CONICET | Buscador de Institutos y Recursos Humanos

Melanoma is highly aggressive and its incidence increased significantly over the past decades. Despite the development of improved treatments, patients still have poor prognosis due to its resistance and high recurrence rate. Targeting cancer metabolism has emerged as a promising therapeutic strategy. In this context, multi-resistant melanoma cells have increased mitochondrial respiration and high level of reactive oxygen species. Disruption of this oxidative metabolism, in combination with other conventional therapies, could be an effective means for this highly resistant cancer. However, mitochondrial targeting of therapeutic agents is still challenging. A way to overcome this limitation is by using nanoparticles (NPs).
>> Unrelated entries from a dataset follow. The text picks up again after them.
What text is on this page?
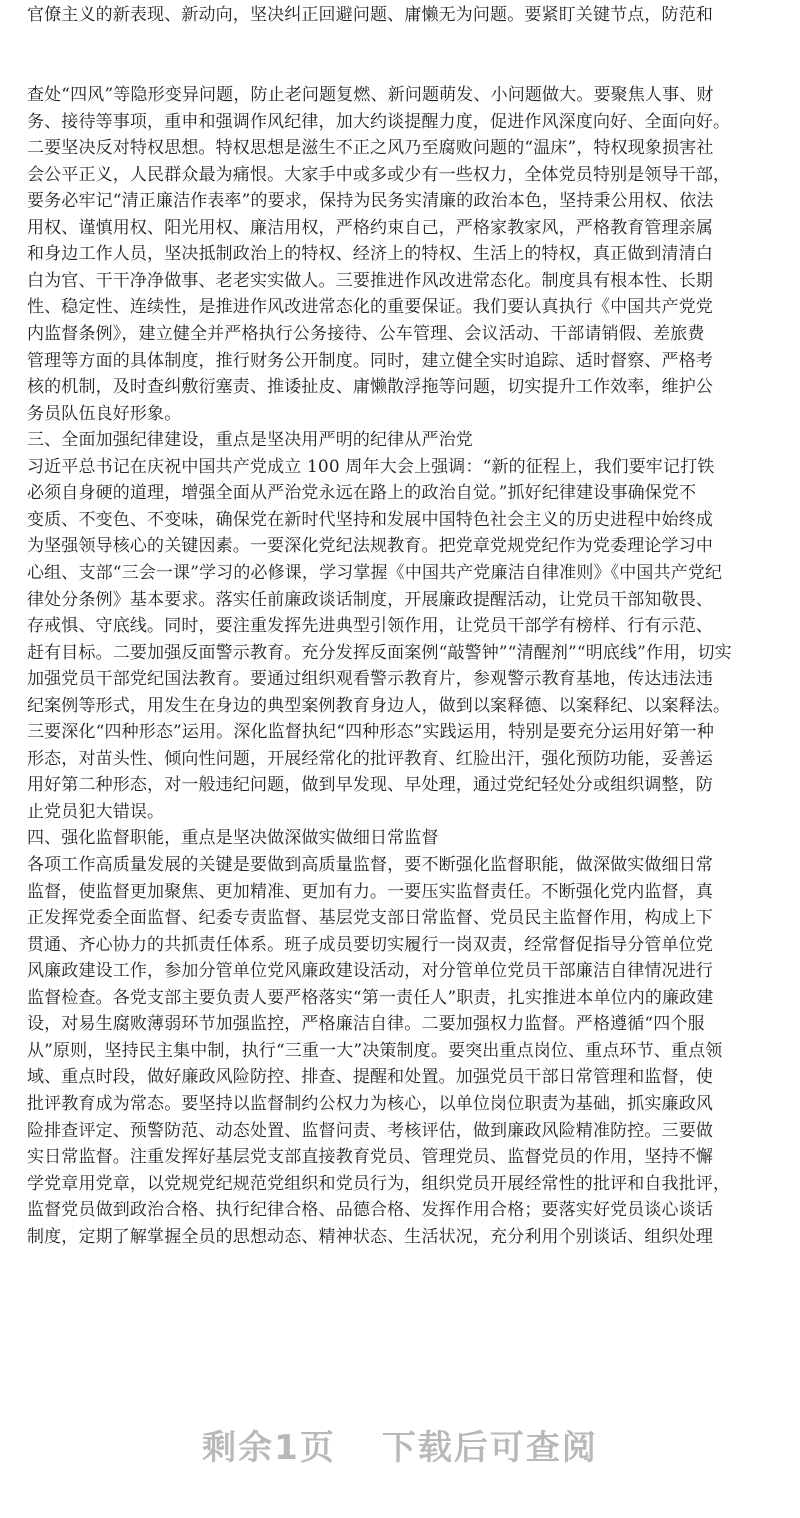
官僚主义的新表现、新动向，坚决纠正回避问题、庸懒无为问题。要紧盯关键节点，防范和
查处“四风”等隐形变异问题，防止老问题复燃、新问题萌发、小问题做大。要聚焦人事、财
务、接待等事项，重申和强调作风纪律，加大约谈提醒力度，促进作风深度向好、全面向好。
二要坚决反对特权思想。特权思想是滋生不正之风乃至腐败问题的“温床”，特权现象损害社
会公平正义，人民群众最为痛恨。大家手中或多或少有一些权力，全体党员特别是领导干部，
要务必牢记“清正廉洁作表率”的要求，保持为民务实清廉的政治本色，坚持秉公用权、依法
用权、谨慎用权、阳光用权、廉洁用权，严格约束自己，严格家教家风，严格教育管理亲属
和身边工作人员，坚决抵制政治上的特权、经济上的特权、生活上的特权，真正做到清清白
白为官、干干净净做事、老老实实做人。三要推进作风改进常态化。制度具有根本性、长期
性、稳定性、连续性，是推进作风改进常态化的重要保证。我们要认真执行《中国共产党党
内监督条例》，建立健全并严格执行公务接待、公车管理、会议活动、干部请销假、差旅费
管理等方面的具体制度，推行财务公开制度。同时，建立健全实时追踪、适时督察、严格考
核的机制，及时查纠敷衍塞责、推诿扯皮、庸懒散浮拖等问题，切实提升工作效率，维护公
务员队伍良好形象。
三、全面加强纪律建设，重点是坚决用严明的纪律从严治党
习近平总书记在庆祝中国共产党成立 100 周年大会上强调：“新的征程上，我们要牢记打铁
必须自身硬的道理，增强全面从严治党永远在路上的政治自觉。”抓好纪律建设事确保党不
变质、不变色、不变味，确保党在新时代坚持和发展中国特色社会主义的历史进程中始终成
为坚强领导核心的关键因素。一要深化党纪法规教育。把党章党规党纪作为党委理论学习中
心组、支部“三会一课”学习的必修课，学习掌握《中国共产党廉洁自律准则》《中国共产党纪
律处分条例》基本要求。落实任前廉政谈话制度，开展廉政提醒活动，让党员干部知敬畏、
存戒惧、守底线。同时，要注重发挥先进典型引领作用，让党员干部学有榜样、行有示范、
赶有目标。二要加强反面警示教育。充分发挥反面案例“敲警钟”“清醒剂”“明底线”作用，切实
加强党员干部党纪国法教育。要通过组织观看警示教育片，参观警示教育基地，传达违法违
纪案例等形式，用发生在身边的典型案例教育身边人，做到以案释德、以案释纪、以案释法。
三要深化“四种形态”运用。深化监督执纪“四种形态”实践运用，特别是要充分运用好第一种
形态，对苗头性、倾向性问题，开展经常化的批评教育、红脸出汗，强化预防功能，妥善运
用好第二种形态，对一般违纪问题，做到早发现、早处理，通过党纪轻处分或组织调整，防
止党员犯大错误。
四、强化监督职能，重点是坚决做深做实做细日常监督
各项工作高质量发展的关键是要做到高质量监督，要不断强化监督职能，做深做实做细日常
监督，使监督更加聚焦、更加精准、更加有力。一要压实监督责任。不断强化党内监督，真
正发挥党委全面监督、纪委专责监督、基层党支部日常监督、党员民主监督作用，构成上下
贯通、齐心协力的共抓责任体系。班子成员要切实履行一岗双责，经常督促指导分管单位党
风廉政建设工作，参加分管单位党风廉政建设活动，对分管单位党员干部廉洁自律情况进行
监督检查。各党支部主要负责人要严格落实“第一责任人”职责，扎实推进本单位内的廉政建
设，对易生腐败薄弱环节加强监控，严格廉洁自律。二要加强权力监督。严格遵循“四个服
从”原则，坚持民主集中制，执行“三重一大”决策制度。要突出重点岗位、重点环节、重点领
域、重点时段，做好廉政风险防控、排查、提醒和处置。加强党员干部日常管理和监督，使
批评教育成为常态。要坚持以监督制约公权力为核心，以单位岗位职责为基础，抓实廉政风
险排查评定、预警防范、动态处置、监督问责、考核评估，做到廉政风险精准防控。三要做
实日常监督。注重发挥好基层党支部直接教育党员、管理党员、监督党员的作用，坚持不懈
学党章用党章，以党规党纪规范党组织和党员行为，组织党员开展经常性的批评和自我批评，
监督党员做到政治合格、执行纪律合格、品德合格、发挥作用合格；要落实好党员谈心谈话
制度，定期了解掌握全员的思想动态、精神状态、生活状况，充分利用个别谈话、组织处理
剩余1页 下载后可查阅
NPs accumulate in tumors by enhanced permeability and retention effect and can be modified for selective mitochondrial targeting. In addition, gold NPs (AuNPs) possess unique electronic properties that make them excellent radiosensitizing agents. Against this background, we propose that AuNPs functionalized with the mitochondriotropic residue triphenylphosphonium (TPP), in combination with radiotherapy, can potentially be used for the radiosensitization of radioresistant melanoma cells. Citrate-AuNPs were prepared by the Turkevich and Frens method and then functionalized with thiolated PEG polymers containing TPP (AuNPs-TPP). AuNPs-TPP were characterized by UV?Vis spectrophotometry, dynamic light scattering and transmission electron microscopy. AuNPs-TPP of 15.7±1.2 nm, highly homogeneous in morphology, with Z potential of 10±0.8 mV and extremely stable were obtained. Stability was demonstrated by no morphology change upon storage time, exposure to high ionic strength and with NPs concentration. AuNPs-TPP up to 250 µg/ml were not cytotoxic in A375 melanoma cells exposed to these NPs for 24 h. All together, these results show that these novel AuNPs functionalized for mitochondrial delivery can potentially be used as radiosensitizers.